In 2010 statistics released by the FBI Uniform Crime Reports show the victim/offender relationship was by far the highest in the form of acquaintance and friend. The lowest was sister to sister. The highest within the family was the husband murdering his wife. Of all the known to police murders of infants in 2010 (186) it was less than 1% (.0143) of all homicides. That means the likelihood a parent would murder his/her infant son or daughter is far less than it being committed by an acquaintance or friend. Bear in mind that accidents are not included here so we can't run the full equation to a definitive conclusion.

To me, this means that the assumption that a lot of police officers and officers of the court make that husband/wife, or any other familial relationship committing the murder is far less than 1% here in the U.S.

The fact this crime took more than two decades to be solved as an accident is so sad to me.
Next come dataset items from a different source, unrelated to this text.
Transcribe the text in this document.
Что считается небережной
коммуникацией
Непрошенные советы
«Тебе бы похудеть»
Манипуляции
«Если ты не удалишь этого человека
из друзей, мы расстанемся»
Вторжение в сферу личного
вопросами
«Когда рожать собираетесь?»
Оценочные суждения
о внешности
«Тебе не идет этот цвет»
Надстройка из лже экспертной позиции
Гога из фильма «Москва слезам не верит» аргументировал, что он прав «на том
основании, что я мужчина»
So often people jump to conclusions, and assume things without gathering all the facts. Since the baby's coat was found next to a dingo's den and was mauled considerably which explains why the baby's other clothes were more pristine, why would it take so incredibly long for the truth of a fatal attack by a wild dog to be concluded?

Proverbs 3:7  Don't assume that you know it all. Run to GOD! Run from evil!

1 Corinthians 4:5  So don't get ahead of the Master and jump to conclusions with your judgments before all the evidence is in. When he comes, he will bring out in the open and place in evidence all kinds of things we never even dreamed of--inner motives and purposes and prayers. Only then will any one of us get to hear the "Well done!" of God.

Proverb 25:8  Don't jump to conclusions--there may be a perfectly good explanation for what you just saw.

I am not saying that circumstantial evidence should not be used or considered. After all, what would you conclude if you found cookie crumbs in your children's bed and they had chocolate smeared faces?